The detection web wasn’t just for sensing movement. It tracked flow—mana particles, pressure shifts, body heat, and even emotion.

And now?

It wasn’t showing movement.

It was showing fluctuation.

Tiny, inconsistent fluctuations in mana density... scattered in two locations.

And both of these came from the same path that these two bipedal teams took to come inside, so he knows for sure that it had something to do with them.

But the problem is just quiet, too quiet.

The kind of quiet you get when someone erases their presence.

He sent out a new command—deeper, sharper.

More scouts.

Different ones.

Smaller bodies.

Tuned for fluctuation tracking, not visuals.

They skittered out like shadows, crawling between cracks, vanishing into the deeper web channels—but he already knew it wouldn’t help.

Because whatever was hiding in his nest...

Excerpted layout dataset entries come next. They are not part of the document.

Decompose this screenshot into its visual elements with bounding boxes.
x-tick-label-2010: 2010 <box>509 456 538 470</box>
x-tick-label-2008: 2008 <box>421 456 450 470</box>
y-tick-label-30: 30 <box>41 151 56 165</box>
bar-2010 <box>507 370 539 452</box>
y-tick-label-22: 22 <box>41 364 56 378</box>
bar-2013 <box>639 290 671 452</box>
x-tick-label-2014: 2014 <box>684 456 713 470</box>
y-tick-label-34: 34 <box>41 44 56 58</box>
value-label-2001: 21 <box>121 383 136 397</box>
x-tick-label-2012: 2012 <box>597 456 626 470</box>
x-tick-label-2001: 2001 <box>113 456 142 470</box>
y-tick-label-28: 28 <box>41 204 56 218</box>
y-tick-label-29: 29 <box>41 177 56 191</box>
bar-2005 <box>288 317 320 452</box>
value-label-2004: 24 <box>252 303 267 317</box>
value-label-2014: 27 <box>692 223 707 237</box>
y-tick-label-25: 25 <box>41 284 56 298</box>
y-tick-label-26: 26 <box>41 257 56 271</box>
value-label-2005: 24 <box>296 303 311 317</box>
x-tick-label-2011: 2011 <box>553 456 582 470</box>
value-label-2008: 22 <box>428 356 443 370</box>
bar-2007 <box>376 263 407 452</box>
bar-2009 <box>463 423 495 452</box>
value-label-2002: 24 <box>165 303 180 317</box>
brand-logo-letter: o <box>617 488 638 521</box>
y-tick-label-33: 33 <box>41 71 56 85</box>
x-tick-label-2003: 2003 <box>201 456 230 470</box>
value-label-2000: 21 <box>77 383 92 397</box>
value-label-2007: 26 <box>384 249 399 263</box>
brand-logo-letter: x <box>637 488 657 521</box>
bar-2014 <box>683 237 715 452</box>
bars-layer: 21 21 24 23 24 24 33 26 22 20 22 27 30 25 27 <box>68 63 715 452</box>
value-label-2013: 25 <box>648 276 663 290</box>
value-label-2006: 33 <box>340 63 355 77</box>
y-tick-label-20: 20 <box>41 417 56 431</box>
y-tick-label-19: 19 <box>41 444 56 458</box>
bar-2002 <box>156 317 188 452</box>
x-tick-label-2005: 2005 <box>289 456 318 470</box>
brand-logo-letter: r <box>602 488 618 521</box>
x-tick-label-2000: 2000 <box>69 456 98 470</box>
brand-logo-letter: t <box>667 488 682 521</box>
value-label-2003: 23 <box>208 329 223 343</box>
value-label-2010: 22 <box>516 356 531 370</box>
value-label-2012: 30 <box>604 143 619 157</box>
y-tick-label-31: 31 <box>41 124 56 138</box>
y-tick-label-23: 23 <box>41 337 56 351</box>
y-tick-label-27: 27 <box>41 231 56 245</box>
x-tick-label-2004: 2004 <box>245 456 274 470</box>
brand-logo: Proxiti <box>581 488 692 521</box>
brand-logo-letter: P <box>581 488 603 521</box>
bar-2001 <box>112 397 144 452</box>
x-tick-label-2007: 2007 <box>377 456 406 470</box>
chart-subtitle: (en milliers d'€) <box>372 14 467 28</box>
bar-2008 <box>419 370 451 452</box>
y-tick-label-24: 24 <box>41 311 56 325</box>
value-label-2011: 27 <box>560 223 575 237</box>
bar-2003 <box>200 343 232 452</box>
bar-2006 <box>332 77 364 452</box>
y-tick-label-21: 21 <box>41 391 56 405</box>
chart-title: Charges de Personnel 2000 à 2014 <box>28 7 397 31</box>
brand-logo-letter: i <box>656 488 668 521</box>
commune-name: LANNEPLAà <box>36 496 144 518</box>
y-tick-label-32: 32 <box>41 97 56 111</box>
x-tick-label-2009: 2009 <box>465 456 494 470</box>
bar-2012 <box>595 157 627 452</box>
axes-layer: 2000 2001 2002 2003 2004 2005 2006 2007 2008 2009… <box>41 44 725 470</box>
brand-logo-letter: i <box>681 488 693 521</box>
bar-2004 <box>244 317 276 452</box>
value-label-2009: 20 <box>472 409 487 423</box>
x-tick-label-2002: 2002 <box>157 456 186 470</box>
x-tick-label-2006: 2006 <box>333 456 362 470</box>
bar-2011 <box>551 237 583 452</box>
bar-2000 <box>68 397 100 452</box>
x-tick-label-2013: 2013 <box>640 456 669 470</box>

...was using the same material that his website depended on.

Magic particles.

What he didn’t know is that it is his own system, designed to detect through mana, that was being clouded by suits that masked themselves using those very same threads of reality.

It didn’t make them invisible.

It made them invisible to him.

The thought made his jaw tighten.

This wasn’t a normal infiltration.

This was planned.

And it was working.

His scouts reported nothing again.

No enemy signatures.

No visual cues.

No biological disturbances.

But that pressure in his chest stayed.

A weight he couldn’t explain.

Not from logic.

From instinct.

From the part of him that had survived ambushes before he could even speak back when he was one molt away from being eaten in his sleep.